Actually, Superbikes are getting more and more like MotoGP bikes. The biggest difference is the weight of the bike and the braking; I think everything else is relatively similar and I haven’t had any difficulty adjusting. The only big difference is having to adapt your riding style that is used to MotoGP tires to a style more suited to our Pirelli Superbike tires.
2. In the first two rounds, you often appear to be stronger than the others entering corners. Can you please explain your apparent strength going into corners on your Yamaha?
"WSBK is more competitive. I think many different bikes, manufacturers and riders are in with a good chance of winning a race.
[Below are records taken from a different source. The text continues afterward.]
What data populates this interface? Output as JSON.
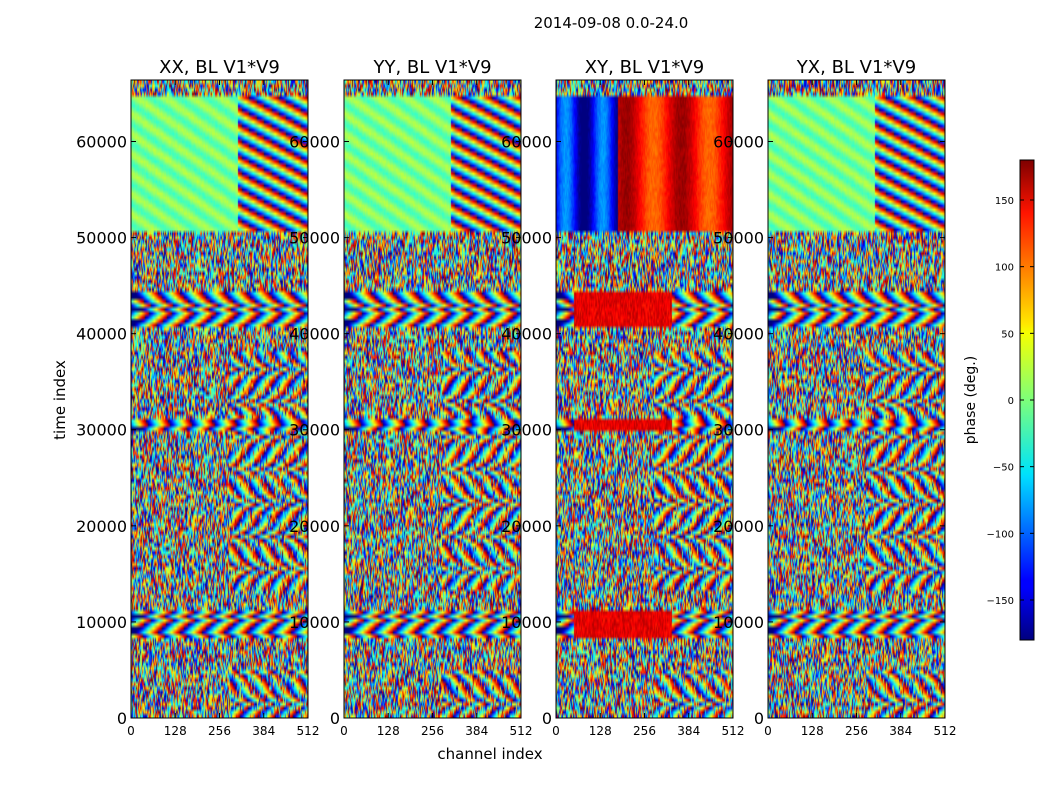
{
  "suptitle": "2014-09-08 0.0-24.0",
  "chart_data": [
    {
      "type": "heatmap",
      "title": "XX, BL V1*V9",
      "xlabel": "channel index",
      "ylabel": "time index",
      "xlim": [
        0,
        512
      ],
      "ylim": [
        0,
        66400
      ],
      "xticks": [
        0,
        128,
        256,
        384,
        512
      ],
      "yticks": [
        0,
        10000,
        20000,
        30000,
        40000,
        50000,
        60000
      ],
      "polarization": "XX"
    },
    {
      "type": "heatmap",
      "title": "YY, BL V1*V9",
      "xlabel": "channel index",
      "xlim": [
        0,
        512
      ],
      "ylim": [
        0,
        66400
      ],
      "xticks": [
        0,
        128,
        256,
        384,
        512
      ],
      "yticks": [
        0,
        10000,
        20000,
        30000,
        40000,
        50000,
        60000
      ],
      "polarization": "YY"
    },
    {
      "type": "heatmap",
      "title": "XY, BL V1*V9",
      "xlim": [
        0,
        512
      ],
      "ylim": [
        0,
        66400
      ],
      "xticks": [
        0,
        128,
        256,
        384,
        512
      ],
      "yticks": [
        0,
        10000,
        20000,
        30000,
        40000,
        50000,
        60000
      ],
      "polarization": "XY"
    },
    {
      "type": "heatmap",
      "title": "YX, BL V1*V9",
      "xlim": [
        0,
        512
      ],
      "ylim": [
        0,
        66400
      ],
      "xticks": [
        0,
        128,
        256,
        384,
        512
      ],
      "yticks": [
        0,
        10000,
        20000,
        30000,
        40000,
        50000,
        60000
      ],
      "polarization": "YX"
    }
  ],
  "shared": {
    "xlabel": "channel index",
    "ylabel": "time index"
  },
  "colorbar": {
    "label": "phase (deg.)",
    "colormap": "jet",
    "range": [
      -180,
      180
    ],
    "ticks": [
      -150,
      -100,
      -50,
      0,
      50,
      100,
      150
    ],
    "tick_labels": [
      "−150",
      "−100",
      "−50",
      "0",
      "50",
      "100",
      "150"
    ]
  }
}
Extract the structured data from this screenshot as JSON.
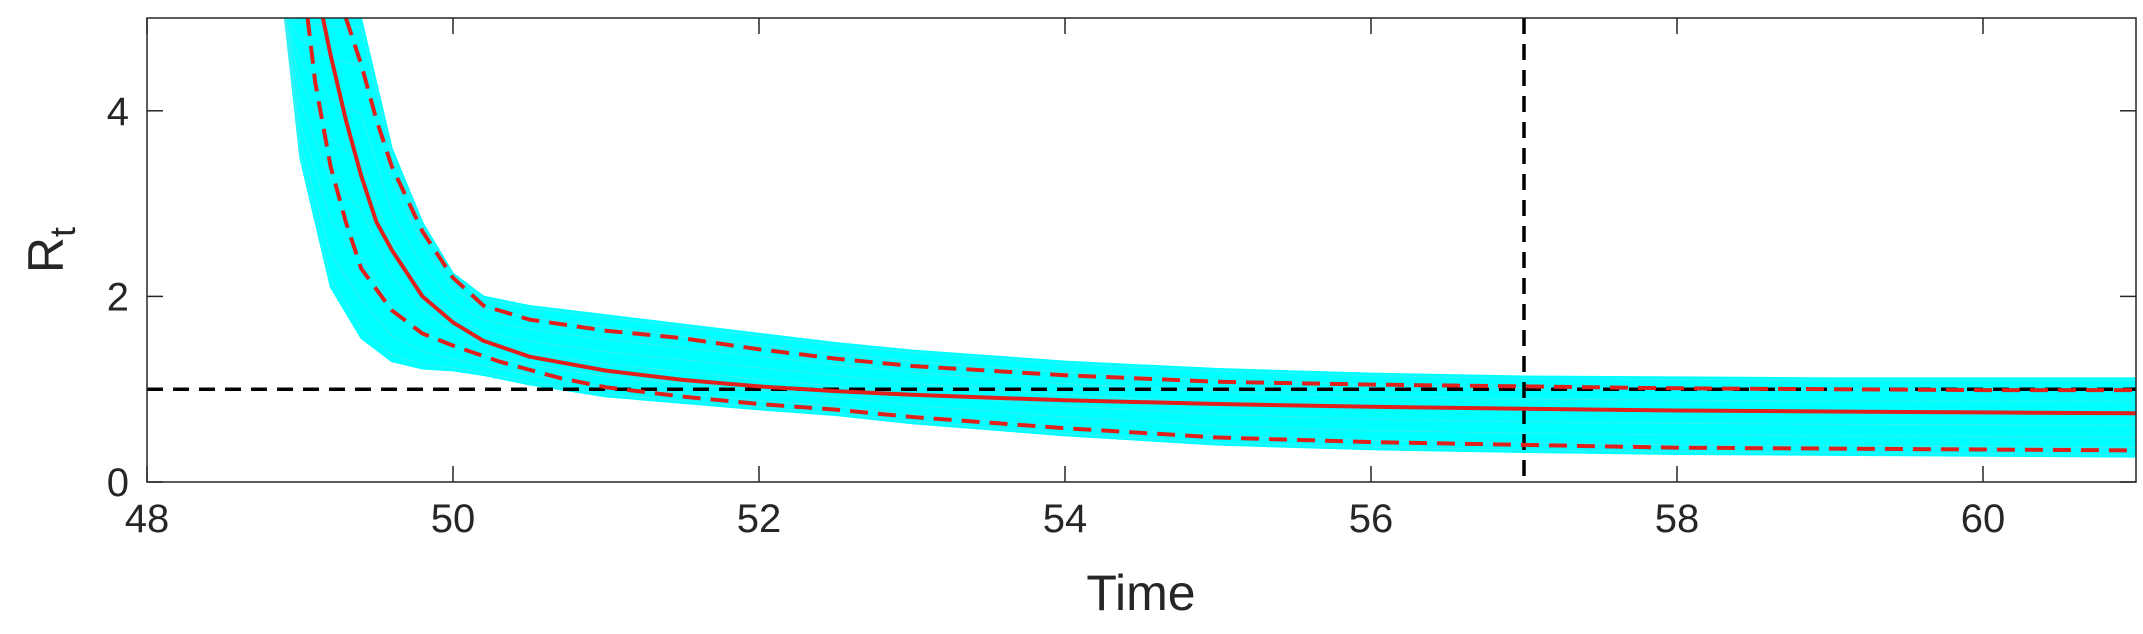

And that makes it so much more exciting."
I think that’s just down to getting the right balance and having a good feeling with the bike. I feel my R1 is working perfect with my style of riding, so I feel very comfortable on it and am confident entering into the corners.
3. Has your background as a 250cc rider been an advantage or disadvantage in coming to grips with the production-based Yamaha?
I think it was an advantage. I believe riding a two-stroke bike is always the best way to learn how to use the throttle, and therefore my experience on a 250cc really helped me to master that.
4. Now that you have contested two rounds in the Superbike World Championship after spending seven years in MotoGP, please talk about the level of competition in the two series.
WSBK is more competitive. I think many different bikes, manufacturers and riders are in with a good chance of winning a race. And that makes it so much more exciting. In MotoGP, however, only two or three riders are really in with a chance of winning, so every race is always the same. You go there and you try your hardest, but at the end of the day you are just a number.
5. You have never raced at Miller Motorsports Park. What do you know about the track, what have others told you about it and how do you think your style will suit the track based on what you know about it?
On TV, I think the track looks great. From what I know about the track and what I’ve been told, I feel it is going to be a good track for my Yamaha R1 and my style of riding. It looks to be a smooth and fast, flowing track, and that should definitely suit me. I’m looking forward to going there and trying it out and I’m confident it will work well with my R1. We’ll soon see!